While he studies in Cambridge she finds herself wondering if he is “a vessel through which darkness yet trickled, a conduit that might carry the taint of evil into God’s own churches . . . ? Of course it was not so. These morbid imaginings sprang from exhaustion, merely. Yet tears filled my eyes . . . ”

This is a thoroughly Vineyard book. The author, Ms. Brooks, lives in West Tisbury. The cover art for the book is a photograph by William Waterway of Edgartown.

The clash of cultures that drives the story is all too familiar today, 350-odd years later. Native Americans are still subjected to racism, women to sexism.
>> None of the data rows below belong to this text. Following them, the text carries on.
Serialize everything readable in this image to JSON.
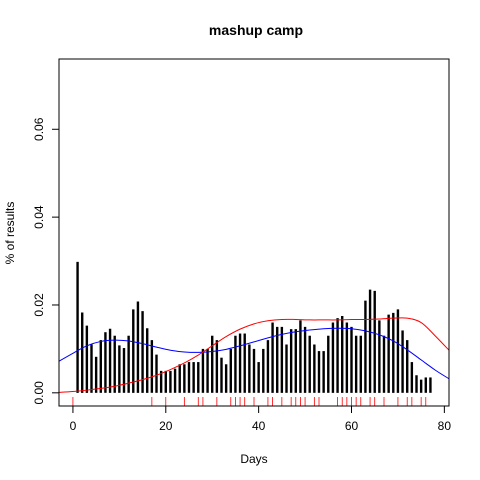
{
  "chart_data": {
    "type": "bar",
    "title": "mashup camp",
    "xlabel": "Days",
    "ylabel": "% of results",
    "xlim": [
      -3,
      81
    ],
    "ylim": [
      -0.003,
      0.076
    ],
    "x_ticks": [
      0,
      20,
      40,
      60,
      80
    ],
    "x_tick_labels": [
      "0",
      "20",
      "40",
      "60",
      "80"
    ],
    "y_ticks": [
      0.0,
      0.02,
      0.04,
      0.06
    ],
    "y_tick_labels": [
      "0.00",
      "0.02",
      "0.04",
      "0.06"
    ],
    "bar_color": "#000000",
    "series": [
      {
        "type": "bar",
        "x": [
          1,
          2,
          3,
          4,
          5,
          6,
          7,
          8,
          9,
          10,
          11,
          12,
          13,
          14,
          15,
          16,
          17,
          18,
          19,
          20,
          21,
          22,
          23,
          24,
          25,
          26,
          27,
          28,
          29,
          30,
          31,
          32,
          33,
          34,
          35,
          36,
          37,
          38,
          39,
          40,
          41,
          42,
          43,
          44,
          45,
          46,
          47,
          48,
          49,
          50,
          51,
          52,
          53,
          54,
          55,
          56,
          57,
          58,
          59,
          60,
          61,
          62,
          63,
          64,
          65,
          66,
          67,
          68,
          69,
          70,
          71,
          72,
          73,
          74,
          75,
          76,
          77
        ],
        "values": [
          0.0298,
          0.0183,
          0.0153,
          0.011,
          0.0082,
          0.012,
          0.0138,
          0.0146,
          0.013,
          0.0108,
          0.0102,
          0.013,
          0.019,
          0.0208,
          0.0186,
          0.0147,
          0.012,
          0.0087,
          0.005,
          0.005,
          0.005,
          0.0055,
          0.0065,
          0.0065,
          0.007,
          0.007,
          0.007,
          0.01,
          0.01,
          0.013,
          0.012,
          0.008,
          0.0065,
          0.01,
          0.013,
          0.0135,
          0.0135,
          0.011,
          0.01,
          0.007,
          0.01,
          0.012,
          0.016,
          0.015,
          0.015,
          0.011,
          0.0145,
          0.0145,
          0.0165,
          0.015,
          0.013,
          0.011,
          0.0095,
          0.0095,
          0.013,
          0.016,
          0.017,
          0.0175,
          0.016,
          0.015,
          0.013,
          0.013,
          0.021,
          0.0235,
          0.0232,
          0.0165,
          0.013,
          0.0178,
          0.0182,
          0.019,
          0.0142,
          0.012,
          0.007,
          0.004,
          0.003,
          0.0035,
          0.0035
        ]
      },
      {
        "type": "line",
        "color": "#0000ff",
        "x": [
          -3,
          0,
          3,
          6,
          9,
          12,
          15,
          18,
          21,
          24,
          27,
          30,
          33,
          36,
          39,
          42,
          45,
          48,
          51,
          54,
          57,
          60,
          63,
          66,
          69,
          72,
          75,
          78,
          81
        ],
        "values": [
          0.0072,
          0.009,
          0.0107,
          0.0117,
          0.012,
          0.0118,
          0.0112,
          0.0104,
          0.0097,
          0.0093,
          0.0092,
          0.0094,
          0.0099,
          0.0107,
          0.0116,
          0.0125,
          0.0133,
          0.0139,
          0.0143,
          0.0146,
          0.0147,
          0.0146,
          0.0141,
          0.0132,
          0.0118,
          0.0098,
          0.0075,
          0.0052,
          0.0032
        ]
      },
      {
        "type": "line",
        "color": "#ff0000",
        "x": [
          -3,
          0,
          3,
          6,
          9,
          12,
          15,
          18,
          21,
          24,
          27,
          30,
          33,
          36,
          39,
          42,
          45,
          48,
          51,
          54,
          57,
          60,
          63,
          66,
          69,
          72,
          75,
          78,
          81
        ],
        "values": [
          0.0001,
          0.0003,
          0.0006,
          0.001,
          0.0015,
          0.0022,
          0.003,
          0.004,
          0.0053,
          0.0068,
          0.0086,
          0.0107,
          0.0128,
          0.0145,
          0.0157,
          0.0164,
          0.0167,
          0.0167,
          0.0166,
          0.0166,
          0.0166,
          0.0167,
          0.0167,
          0.0168,
          0.017,
          0.017,
          0.016,
          0.013,
          0.0097
        ]
      },
      {
        "type": "rug",
        "color": "#ff0000",
        "x": [
          0,
          17,
          20,
          24,
          27,
          28,
          31,
          34,
          35,
          36,
          37,
          39,
          42,
          43,
          45,
          47,
          48,
          49,
          50,
          52,
          53,
          57,
          58,
          59,
          60,
          61,
          62,
          64,
          65,
          67,
          70,
          72,
          73,
          75,
          76
        ]
      }
    ]
  }
}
Religious intolerance remains rampant. Piety and self-righteousness rule the airwaves. When we fail to heed it, history tends to trail us.

Yet the overriding themes that run through Caleb’s Crossing are those of love, courage and fortitude. The writing is exquisite and the Island plays a leading role. Here Bethia describes the world outside her door after a wild storm:

“The sea was pewter, and the wrack line stood high upon the strand, even to where the first low scrub oaks struggled for their spindly lives like aged and bent-back crones.”

And after a long winter: “The Lord’s Day when Caleb finally came to us was bright and glistening. It was one of those days in early March that tease the senses, promising Spring when in fact much bone cracking weather must yet be endured.”

Early on in her narration Bethia sets the stage for that most important of questions — the one based on the book’s title. Put simply, too simply, did Caleb “cross”?

“Caleb’s soul is stretched like the rope in a tug o’ war, between my father and his own uncle, the pawaaw. Just as my father has his hopes, so too does that sorcerer. Caleb will lead his people, I am sure of it. But in which direction? Of that, I am not in the least bit certain.”